Crise de consciência
Vi recentemente o filme ‘Como vender a Lua’. Confesso que não era bem o que eu queria assistir, mas acabei indo. Mudei de ideia depois de vê-lo.
Saí do cinema feliz por ter sentido coisas semelhantes ao que já se passou comigo nesta longa e emocionante profissão. Não sou mais publicitário há muitos anos, mas essa minha derivação para a arena de gestão de marcas, ou branding, não me afastou do planejamento de comunicação. Ao contrário, me aproximou dessa atividade de outro jeito. Como se eu tivesse saído da sala onde o jantar é servido e ido para a cozinha. É lá que eu ajudo o chef a se inspirar e posso conversar com ele sobre os ingredientes que ele vai considerar.
Às vezes, tenho receio da reação do cliente à primeira garfada. Prefiro nem olhar pela fresta da porta. Meu medo não é ele não gostar, mas gostar de algum prato que esconde alguma malandragem do chef ou minha. É aí que reside a crise de consciência, pelo menos a minha, porque não respondo pela do chefe.
Essa crise de consciência sempre me acompanhou, por muitas décadas, e fico muito feliz por conviver com ela até hoje. É como se fosse um superego profissional, sempre com o botão ligado no on, como todo superego, aliás.
É disso que o filme trata. E é nessa corda do meu coração que esse filme tocou. E não o romance que rola no filme.
Em 1969, a Nasa preparava o lançamento da Apollo 11, para fazer o primeiro homem pisar na Lua e liderar a corrida espacial contra a Rússia. Que, aliás, já havia dado um passo na liderança em 1957, com o astronauta Gagarin a bordo do pioneiro Vostok 1. É dele a frase: “A Terra é azul”, quando vista lá de cima.

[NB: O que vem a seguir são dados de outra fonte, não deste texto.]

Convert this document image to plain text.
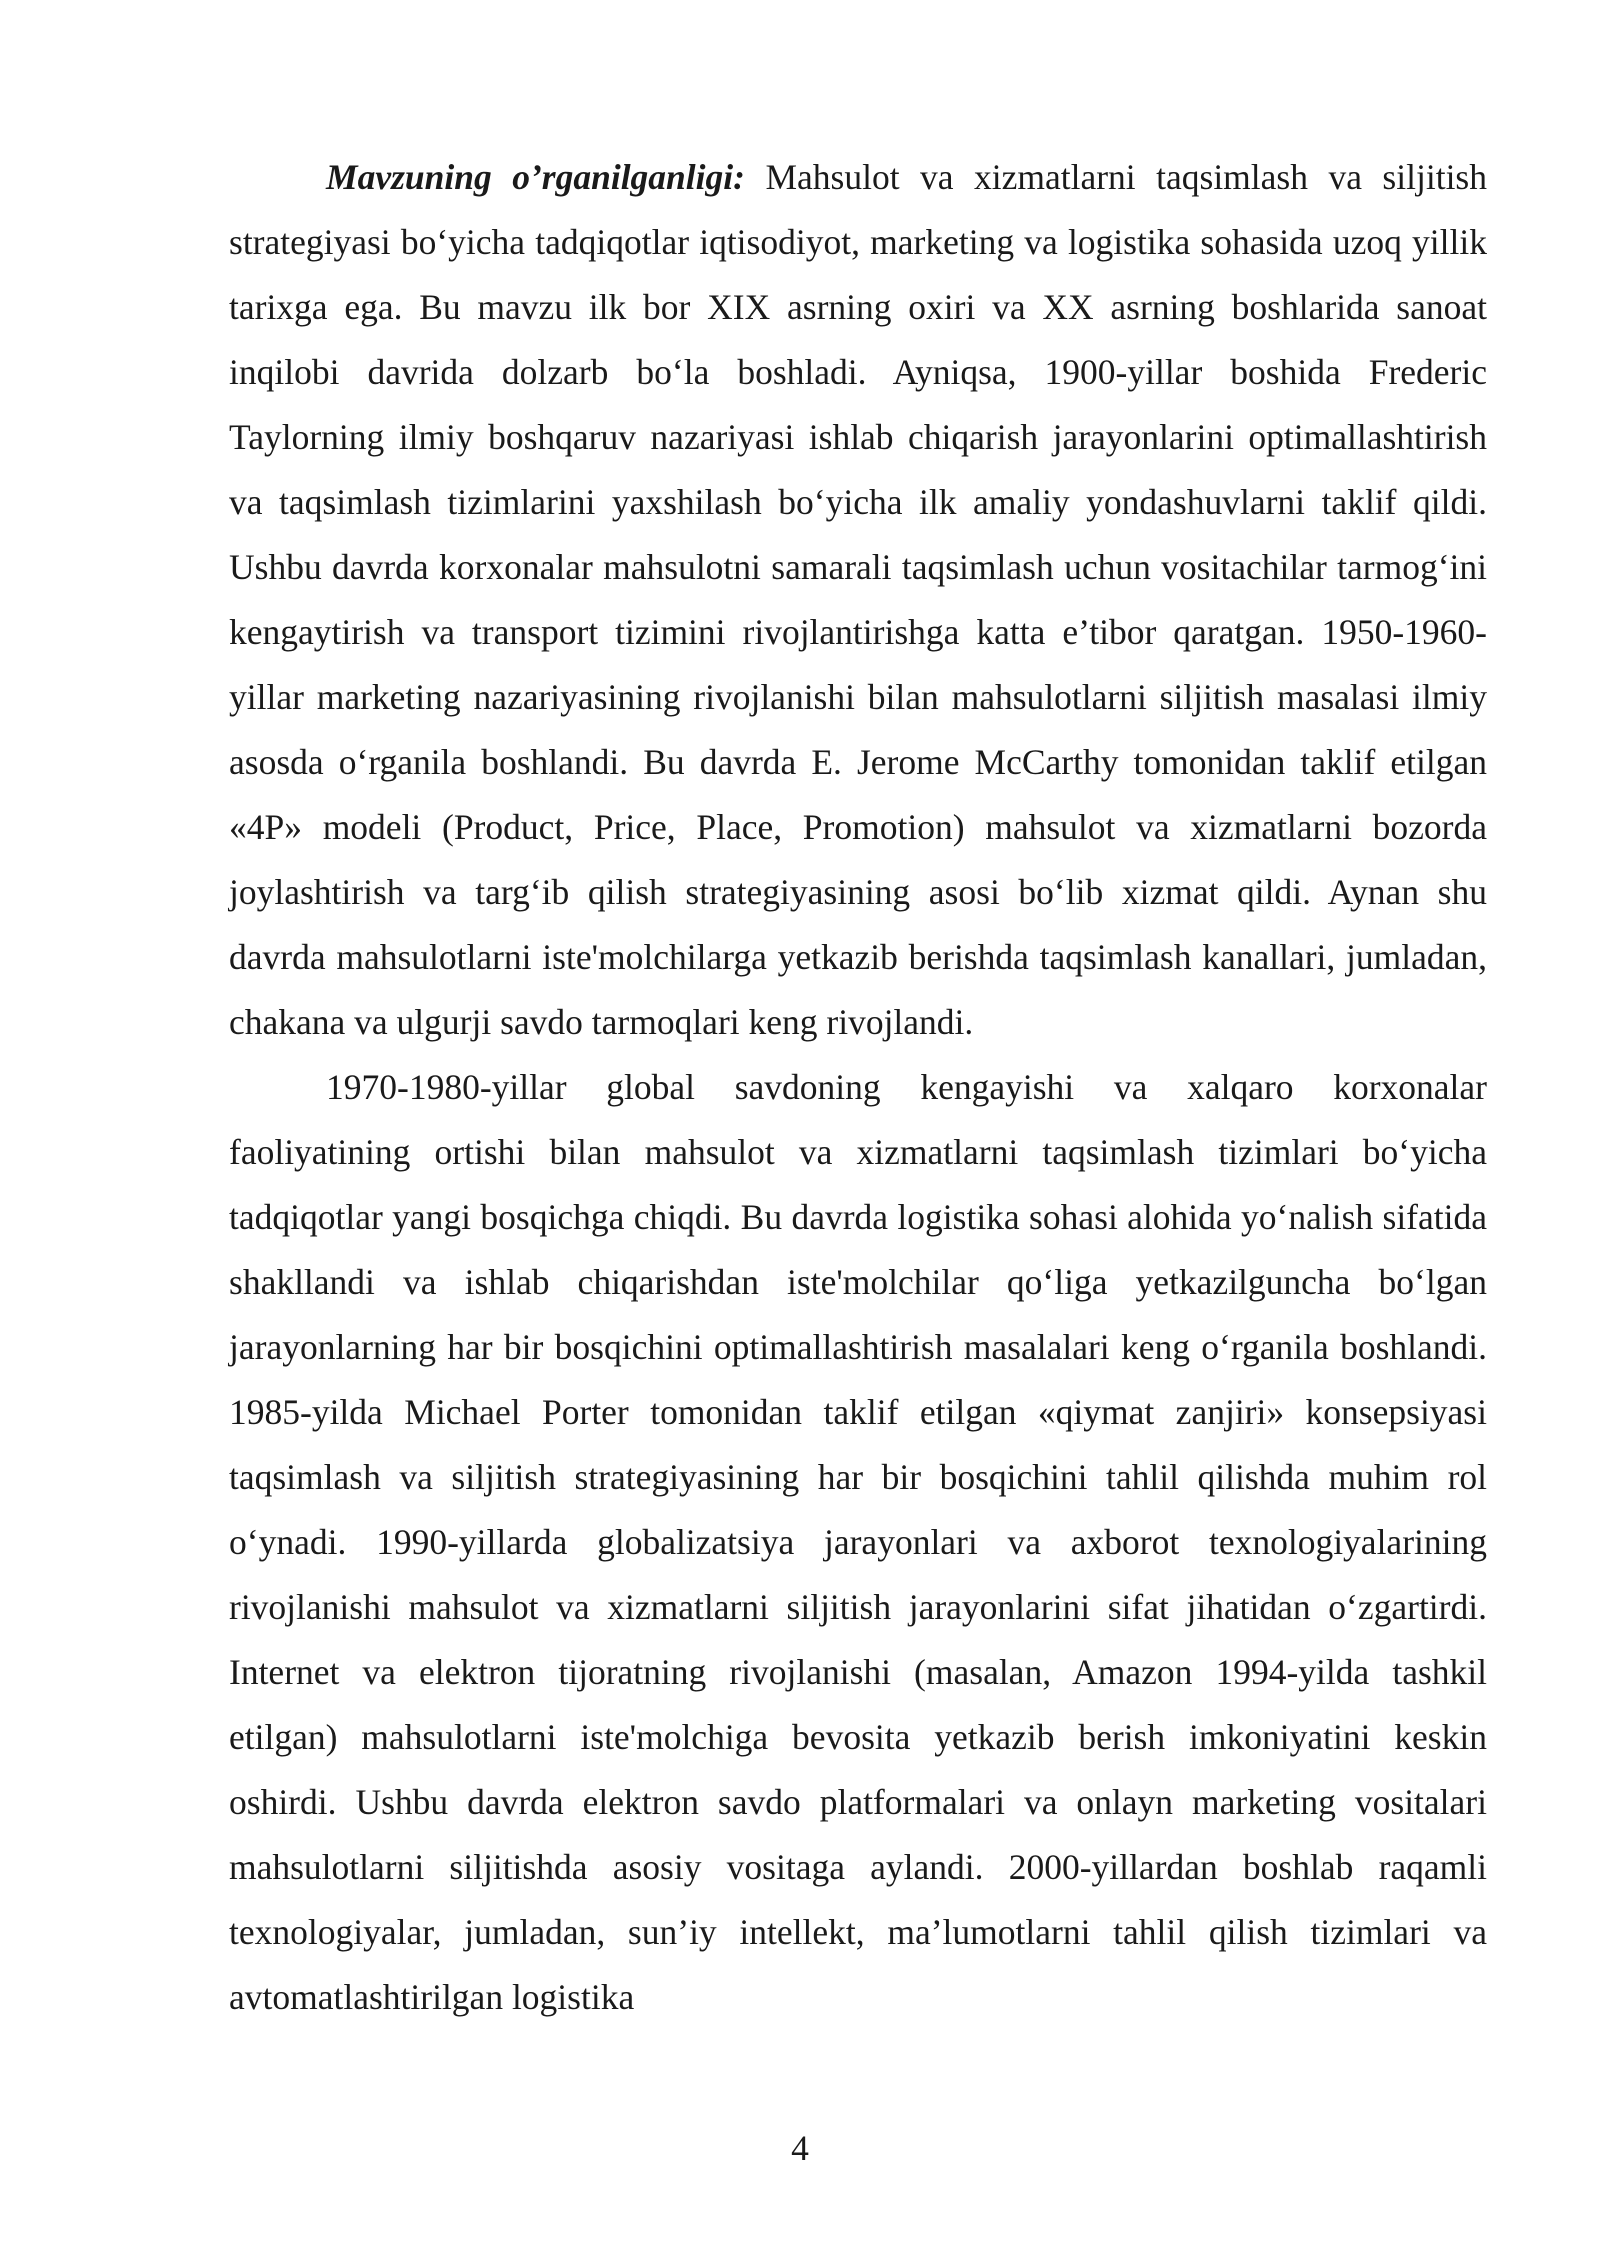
Mavzuning o’rganilganligi: Mahsulot va xizmatlarni taqsimlash va siljitish strategiyasi bo‘yicha tadqiqotlar iqtisodiyot, marketing va logistika sohasida uzoq yillik tarixga ega. Bu mavzu ilk bor XIX asrning oxiri va XX asrning boshlarida sanoat inqilobi davrida dolzarb bo‘la boshladi. Ayniqsa, 1900-yillar boshida Frederic Taylorning ilmiy boshqaruv nazariyasi ishlab chiqarish jarayonlarini optimallashtirish va taqsimlash tizimlarini yaxshilash bo‘yicha ilk amaliy yondashuvlarni taklif qildi. Ushbu davrda korxonalar mahsulotni samarali taqsimlash uchun vositachilar tarmog‘ini kengaytirish va transport tizimini rivojlantirishga katta e’tibor qaratgan. 1950-1960-yillar marketing nazariyasining rivojlanishi bilan mahsulotlarni siljitish masalasi ilmiy asosda o‘rganila boshlandi. Bu davrda E. Jerome McCarthy tomonidan taklif etilgan «4P» modeli (Product, Price, Place, Promotion) mahsulot va xizmatlarni bozorda joylashtirish va targ‘ib qilish strategiyasining asosi bo‘lib xizmat qildi. Aynan shu davrda mahsulotlarni iste'molchilarga yetkazib berishda taqsimlash kanallari, jumladan, chakana va ulgurji savdo tarmoqlari keng rivojlandi.

1970-1980-yillar global savdoning kengayishi va xalqaro korxonalar faoliyatining ortishi bilan mahsulot va xizmatlarni taqsimlash tizimlari bo‘yicha tadqiqotlar yangi bosqichga chiqdi. Bu davrda logistika sohasi alohida yo‘nalish sifatida shakllandi va ishlab chiqarishdan iste'molchilar qo‘liga yetkazilguncha bo‘lgan jarayonlarning har bir bosqichini optimallashtirish masalalari keng o‘rganila boshlandi. 1985-yilda Michael Porter tomonidan taklif etilgan «qiymat zanjiri» konsepsiyasi taqsimlash va siljitish strategiyasining har bir bosqichini tahlil qilishda muhim rol o‘ynadi. 1990-yillarda globalizatsiya jarayonlari va axborot texnologiyalarining rivojlanishi mahsulot va xizmatlarni siljitish jarayonlarini sifat jihatidan o‘zgartirdi. Internet va elektron tijoratning rivojlanishi (masalan, Amazon 1994-yilda tashkil etilgan) mahsulotlarni iste'molchiga bevosita yetkazib berish imkoniyatini keskin oshirdi. Ushbu davrda elektron savdo platformalari va onlayn marketing vositalari mahsulotlarni siljitishda asosiy vositaga aylandi. 2000-yillardan boshlab raqamli texnologiyalar, jumladan, sun’iy intellekt, ma’lumotlarni tahlil qilish tizimlari va avtomatlashtirilgan logistika

4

Imaginem a Nasa, em pleno governo Nixon, precisando recuperar o atraso, depois do desastre da Apollo 1. Uma publicitária de poucos escrúpulos, Kelly Jones (Scarlett Johansson), contratada por uma instância do governo Richard Nixon, descobre brechas comerciais no projeto de lançamento. Astronautas desfilando com Ômega nos pulsos, Tang como parte da dieta na nave.
Já estava tudo planejado para o voo. Mas, e se não desse certo e não chegassem à Lua. Ou, pior, e se não pisassem nela para enviar a frase célebre: “Esse é um pequeno passo para o homem, mas um gigantesco salto para a humanidade”?
Simples. Monta-se uma paisagem lunar num estúdio, atores simulando baixa gravidade, ao lado de uma geringonça que lembra a cápsula pousada na Lua e pronto. Estava preparado o plano B.
E é nesse clima de absoluta simulação que se dá a crise de consciência da Kelly Jones. Desmonta-se o plano B, num clima de tensão. Mas como sabemos, a Apollo 11 completa com sucesso a viagem. E a frase célebre, pronunciada por Neil Armstrong, ecoou por muito tempo.
Mas, eu quero voltar à Terra. Porque sinto que a ferida continua aberta! Quantos e quantos “planos B” estão presentes em iniciativas de mercado que nunca “pousaram de verdade na Lua”? Vocês devem conhecer muitos também. Celebridades falando de carne que não comem, sorvetes que têm uma história de família que nunca existiu, indústria de automóveis que falsificaram teste de emissão de poluentes… Quem puder folhear o livro “Brandwashed - O lado oculto do marketing” do Martin Lindstrom, vai encontrar mais coisas interessantes sobre esse assunto.
Felizmente, há duas razões para acreditar que estaremos cada vez mais protegidos contra esses “planos B”. Primeiro porque a engenharia digital tornou a perna curta das mentiras cada vez mais curtas. Em algum lugar, remoto que seja, alguém, numa tarde de sábado, talvez vá descobrir alguma encenação e disparar uma mensagem para os amigos. Pronto, está aceso o rastilho de pólvora. Pobre do autor do “plano B”.
A segunda razão é a evolução de um capitalismo cada vez menos impiedoso e menos desalmado. Um capitalismo guiado por princípios de respeito ambiental, compromissos sociais e de cuidadosos padrões éticos. Bem-vinda a cultura ESG. Talvez, ela não blinde totalmente, mas certamente vai desidratar os insidiosos “planos B”.
Resumo: num mundo como esse em que estamos entrando vai ser muito mais difícil alguém pretender “vender a Lua”.